Some users cannot log into Close
Incident Report for Close
Postmortem

Close sincerely apologizes for the interruption of our service. We take the stability of our platform very seriously. Below is an explanation of what happened and how we will prevent another such interruption from occurring. 

Impact

Close CRM was not loading for a subset of our customers for 187 minutes from 12:56 to 16:03 UTC. Users that had a bad version of our application cached were unable to load Close.

As a workaround, they could use a different browser or clear their native app (or browser) cache in order to immediately fix the issue during this period.

Root Cause and Resolution

One day before the downtime, we published a large change to the way we load our app in order to improve the app'sperformance for our customers. For approximately 17 hours, nothing else was published and the change was live.

When a new small change was published in the next day, some customers were unable to open the app, being headed directly to an error screen.

The issue happened due to wrong configuration of the software that we use to generate files that run the UI of our app. Files with different content should always have a different name, but due to this misconfiguration, some new files that were published had the exact same name, so customers that had the previous version in cache weren’t able to load the app.

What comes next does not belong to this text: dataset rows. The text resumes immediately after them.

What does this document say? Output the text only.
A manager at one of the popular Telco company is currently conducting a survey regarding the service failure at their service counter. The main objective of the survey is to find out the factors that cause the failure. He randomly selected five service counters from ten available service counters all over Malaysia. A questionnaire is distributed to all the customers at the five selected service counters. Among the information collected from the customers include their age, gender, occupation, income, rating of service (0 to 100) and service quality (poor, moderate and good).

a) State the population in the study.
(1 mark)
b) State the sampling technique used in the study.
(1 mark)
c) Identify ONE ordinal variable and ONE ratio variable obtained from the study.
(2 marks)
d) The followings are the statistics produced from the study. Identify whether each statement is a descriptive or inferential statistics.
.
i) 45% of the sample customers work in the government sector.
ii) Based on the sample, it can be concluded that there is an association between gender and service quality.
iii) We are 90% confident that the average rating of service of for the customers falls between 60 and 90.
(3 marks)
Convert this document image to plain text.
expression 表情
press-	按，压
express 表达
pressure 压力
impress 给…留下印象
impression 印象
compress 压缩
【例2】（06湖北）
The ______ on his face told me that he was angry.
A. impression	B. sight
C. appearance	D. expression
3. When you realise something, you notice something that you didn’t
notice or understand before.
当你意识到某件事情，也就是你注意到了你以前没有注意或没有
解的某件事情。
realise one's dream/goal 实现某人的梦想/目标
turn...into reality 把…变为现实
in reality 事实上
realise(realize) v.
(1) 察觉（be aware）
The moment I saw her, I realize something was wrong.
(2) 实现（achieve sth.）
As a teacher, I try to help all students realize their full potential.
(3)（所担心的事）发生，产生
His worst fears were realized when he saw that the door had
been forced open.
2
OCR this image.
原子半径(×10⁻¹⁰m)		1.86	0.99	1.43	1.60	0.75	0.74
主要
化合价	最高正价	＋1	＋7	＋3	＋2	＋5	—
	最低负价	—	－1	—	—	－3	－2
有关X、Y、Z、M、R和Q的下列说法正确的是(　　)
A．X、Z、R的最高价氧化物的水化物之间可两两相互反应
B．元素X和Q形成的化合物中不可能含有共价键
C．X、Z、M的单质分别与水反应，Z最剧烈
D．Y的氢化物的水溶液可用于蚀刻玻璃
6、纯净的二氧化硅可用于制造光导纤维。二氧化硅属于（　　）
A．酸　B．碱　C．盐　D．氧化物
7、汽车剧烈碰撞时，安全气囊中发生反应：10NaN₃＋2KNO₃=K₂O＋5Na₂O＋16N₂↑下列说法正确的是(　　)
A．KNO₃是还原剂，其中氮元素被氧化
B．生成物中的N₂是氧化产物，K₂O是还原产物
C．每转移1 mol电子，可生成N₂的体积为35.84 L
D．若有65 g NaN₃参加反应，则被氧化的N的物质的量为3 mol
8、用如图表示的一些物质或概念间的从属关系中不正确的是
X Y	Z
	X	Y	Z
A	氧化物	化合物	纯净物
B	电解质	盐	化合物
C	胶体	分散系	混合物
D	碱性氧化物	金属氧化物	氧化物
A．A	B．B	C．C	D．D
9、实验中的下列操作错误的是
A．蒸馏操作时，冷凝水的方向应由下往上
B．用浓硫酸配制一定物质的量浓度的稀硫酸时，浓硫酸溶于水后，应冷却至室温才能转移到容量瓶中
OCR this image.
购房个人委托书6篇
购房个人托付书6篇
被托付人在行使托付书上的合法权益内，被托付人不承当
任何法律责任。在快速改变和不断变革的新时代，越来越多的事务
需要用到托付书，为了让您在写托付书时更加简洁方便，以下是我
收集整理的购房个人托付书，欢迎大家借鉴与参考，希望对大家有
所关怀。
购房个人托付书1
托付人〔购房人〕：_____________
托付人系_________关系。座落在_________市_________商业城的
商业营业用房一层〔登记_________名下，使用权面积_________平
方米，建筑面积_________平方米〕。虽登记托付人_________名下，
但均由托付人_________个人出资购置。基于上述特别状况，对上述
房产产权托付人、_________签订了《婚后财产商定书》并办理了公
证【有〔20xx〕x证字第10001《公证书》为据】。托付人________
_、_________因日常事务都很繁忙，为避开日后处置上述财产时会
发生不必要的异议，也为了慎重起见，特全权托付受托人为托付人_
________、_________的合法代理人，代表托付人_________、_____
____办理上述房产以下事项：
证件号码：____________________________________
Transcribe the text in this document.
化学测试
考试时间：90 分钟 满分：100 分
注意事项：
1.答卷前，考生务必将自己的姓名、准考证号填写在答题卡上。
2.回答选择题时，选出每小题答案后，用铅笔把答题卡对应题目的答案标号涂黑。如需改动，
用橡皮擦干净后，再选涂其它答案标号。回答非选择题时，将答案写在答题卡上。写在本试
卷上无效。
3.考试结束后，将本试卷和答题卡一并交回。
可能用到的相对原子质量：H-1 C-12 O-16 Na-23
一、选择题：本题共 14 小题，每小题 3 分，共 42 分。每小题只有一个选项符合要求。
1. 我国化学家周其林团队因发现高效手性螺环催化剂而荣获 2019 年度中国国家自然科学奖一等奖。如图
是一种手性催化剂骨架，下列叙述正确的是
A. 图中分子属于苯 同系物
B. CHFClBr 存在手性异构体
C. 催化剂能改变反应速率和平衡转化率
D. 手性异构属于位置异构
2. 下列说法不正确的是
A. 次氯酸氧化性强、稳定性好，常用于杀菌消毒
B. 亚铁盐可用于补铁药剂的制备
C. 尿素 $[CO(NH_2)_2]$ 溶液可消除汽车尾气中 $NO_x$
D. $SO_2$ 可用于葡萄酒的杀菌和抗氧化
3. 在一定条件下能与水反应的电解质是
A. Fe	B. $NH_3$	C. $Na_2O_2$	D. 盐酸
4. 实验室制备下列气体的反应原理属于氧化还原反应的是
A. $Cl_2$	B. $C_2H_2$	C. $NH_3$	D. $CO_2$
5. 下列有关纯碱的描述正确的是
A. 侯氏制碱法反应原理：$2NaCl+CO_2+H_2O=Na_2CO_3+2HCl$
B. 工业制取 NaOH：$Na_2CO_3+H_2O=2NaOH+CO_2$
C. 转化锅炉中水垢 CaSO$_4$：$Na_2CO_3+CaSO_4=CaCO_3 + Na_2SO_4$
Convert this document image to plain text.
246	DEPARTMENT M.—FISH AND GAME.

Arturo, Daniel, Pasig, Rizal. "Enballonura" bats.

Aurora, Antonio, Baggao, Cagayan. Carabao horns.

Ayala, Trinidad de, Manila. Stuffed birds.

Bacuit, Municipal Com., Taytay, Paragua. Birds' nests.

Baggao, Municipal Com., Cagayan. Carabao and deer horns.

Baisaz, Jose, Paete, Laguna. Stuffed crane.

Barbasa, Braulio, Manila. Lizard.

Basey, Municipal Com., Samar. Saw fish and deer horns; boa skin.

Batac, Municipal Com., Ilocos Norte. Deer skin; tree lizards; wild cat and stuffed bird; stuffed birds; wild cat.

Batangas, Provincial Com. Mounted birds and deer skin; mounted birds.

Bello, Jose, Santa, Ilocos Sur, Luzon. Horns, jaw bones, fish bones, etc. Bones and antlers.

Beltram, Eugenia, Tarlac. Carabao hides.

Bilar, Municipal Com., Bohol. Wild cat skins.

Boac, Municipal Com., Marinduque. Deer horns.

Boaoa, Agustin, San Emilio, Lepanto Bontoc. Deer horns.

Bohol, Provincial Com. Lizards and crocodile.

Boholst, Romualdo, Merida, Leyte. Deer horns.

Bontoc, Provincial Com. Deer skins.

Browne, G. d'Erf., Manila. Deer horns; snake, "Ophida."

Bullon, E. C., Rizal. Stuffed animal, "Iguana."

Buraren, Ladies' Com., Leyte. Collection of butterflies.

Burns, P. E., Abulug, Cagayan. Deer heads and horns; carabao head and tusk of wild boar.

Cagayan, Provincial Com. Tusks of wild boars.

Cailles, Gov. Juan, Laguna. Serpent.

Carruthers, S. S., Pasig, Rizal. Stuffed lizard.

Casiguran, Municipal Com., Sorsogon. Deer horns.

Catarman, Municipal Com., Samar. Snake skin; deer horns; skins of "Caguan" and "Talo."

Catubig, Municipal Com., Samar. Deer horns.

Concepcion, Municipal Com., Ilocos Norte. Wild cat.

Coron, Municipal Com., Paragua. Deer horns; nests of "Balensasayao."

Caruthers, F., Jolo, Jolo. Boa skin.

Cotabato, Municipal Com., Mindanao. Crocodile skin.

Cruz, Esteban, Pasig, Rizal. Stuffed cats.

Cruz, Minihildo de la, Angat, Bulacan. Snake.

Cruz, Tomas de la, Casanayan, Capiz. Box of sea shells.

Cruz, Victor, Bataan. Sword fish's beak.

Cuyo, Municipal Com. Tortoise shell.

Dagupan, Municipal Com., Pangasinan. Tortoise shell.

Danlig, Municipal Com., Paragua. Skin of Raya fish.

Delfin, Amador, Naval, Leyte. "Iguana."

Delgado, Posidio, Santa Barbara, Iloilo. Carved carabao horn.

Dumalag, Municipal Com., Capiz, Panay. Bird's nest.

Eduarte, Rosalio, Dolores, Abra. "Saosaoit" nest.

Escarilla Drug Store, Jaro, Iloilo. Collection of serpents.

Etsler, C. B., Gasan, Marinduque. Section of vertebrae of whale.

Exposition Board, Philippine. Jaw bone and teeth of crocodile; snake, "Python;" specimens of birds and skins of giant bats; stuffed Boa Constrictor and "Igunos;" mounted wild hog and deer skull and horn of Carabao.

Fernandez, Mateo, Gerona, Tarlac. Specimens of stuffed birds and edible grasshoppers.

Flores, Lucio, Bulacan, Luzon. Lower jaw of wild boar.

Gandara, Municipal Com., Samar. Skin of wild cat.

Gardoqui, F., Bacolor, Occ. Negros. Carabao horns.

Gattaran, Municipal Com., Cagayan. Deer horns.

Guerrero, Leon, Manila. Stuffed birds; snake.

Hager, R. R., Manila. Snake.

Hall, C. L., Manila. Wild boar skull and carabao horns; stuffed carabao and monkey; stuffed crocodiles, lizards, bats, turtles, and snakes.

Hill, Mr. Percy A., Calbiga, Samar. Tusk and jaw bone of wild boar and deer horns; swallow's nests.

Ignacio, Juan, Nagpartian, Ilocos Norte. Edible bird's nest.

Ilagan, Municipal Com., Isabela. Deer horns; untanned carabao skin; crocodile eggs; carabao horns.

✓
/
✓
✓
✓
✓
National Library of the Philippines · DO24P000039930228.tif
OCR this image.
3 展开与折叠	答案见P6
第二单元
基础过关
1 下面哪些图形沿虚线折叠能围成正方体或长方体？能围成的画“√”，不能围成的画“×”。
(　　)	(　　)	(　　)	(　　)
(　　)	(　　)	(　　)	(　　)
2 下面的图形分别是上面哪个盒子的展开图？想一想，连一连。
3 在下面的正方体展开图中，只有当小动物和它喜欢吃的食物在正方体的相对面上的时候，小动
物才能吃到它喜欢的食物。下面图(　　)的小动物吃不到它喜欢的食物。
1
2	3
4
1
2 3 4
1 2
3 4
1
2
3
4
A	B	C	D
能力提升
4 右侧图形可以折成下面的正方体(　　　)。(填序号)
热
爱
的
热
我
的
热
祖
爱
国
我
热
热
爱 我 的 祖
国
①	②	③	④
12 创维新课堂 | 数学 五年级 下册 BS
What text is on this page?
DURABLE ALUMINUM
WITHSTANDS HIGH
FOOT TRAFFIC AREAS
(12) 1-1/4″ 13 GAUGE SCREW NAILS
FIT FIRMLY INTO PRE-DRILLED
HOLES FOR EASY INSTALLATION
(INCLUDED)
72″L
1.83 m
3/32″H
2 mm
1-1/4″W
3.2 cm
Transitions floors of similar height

In order to resolve the issue, we reverted both changes to a previous working version, and we also took the following steps to ensure this type of issue won’t occur anymore:

  • We compared file per file of each release in order to understand the bottom of the issue.
  • Afterwards, we fixed the wrong configuration and in our test environment we:

    • Published the first release once again and thoroughly tested the app. We also made sure that our browser / native app were holding the files in cache.
    • Published the second release and once again thoroughly tested the app.
    • Finally, just to be 100% sure that things were fixed, we compared all files once again, and came to the conclusion that the problem was indeed solved.
    • As an extra step, we also released a few more different types of changes and compared files every time in order to guarantee that this issue wouldn’t repeat.

Timeline

  • 2022-11-07 15:53 UTC - Published a large release for improving the UI performance of the app.
  • 2022-11-08 12:55 UTC - Published a very small unrelated bug fix.
  • 2022-11-08 12:56 UTC - Received the first support ticket of a customer not being able to log in.
  • 2022-11-08 12:56 UTC - Started investigating the issue and checking if any coworker was facing the same issue in order to facilitate the debugging.
  • 2022-11-08 13:12 UTC - After debugging the error, we figured out that clearing the browser/native app cache fixed the issue. We started asking customers to clear their browser / native app cache in order to regain access to Close in the meantime as a work-around.
  • 2022-11-08 13:16 UTC - Since we figured out that the main issue was related to cache, we decided to invalidate the cache on our CDN.
  • 2022-11-08 13:31 UTC - Cache invalidation completed, but the problem persisted.
  • 2022-11-08 14:08 UTC - After trying many different configuration changes in our CDN and no success, we decided to get back to debugging the error directly in the browser.
  • 2022-11-08 14:47 UTC - By comparing files from someone who was facing the issue with the files of another person that was able to use the app, we saw that they both had the same file, but the contents of those files were different for them.
  • 2022-11-08 15:13 UTC - Uncovered the underlying issue with the configuration of the software that generate those files and started implementing a fix.
  • 2022-11-08 15:31 UTC - Implemented the fix and started publishing the release.
  • 2022-11-08 16:03 UTC - Published the release and the fix was live.
Posted Nov 16, 2022 - 12:24 PST

Resolved
This incident has been resolved.
Posted Nov 08, 2022 - 08:51 PST
Monitoring
A fix has been implemented and we are monitoring the results.
Posted Nov 08, 2022 - 08:10 PST
Identified
The issue has been identified and a fix is being implemented.
Posted Nov 08, 2022 - 07:48 PST
Investigating
We are currently investigating this issue.
Posted Nov 08, 2022 - 05:09 PST
This incident affected: Application UI.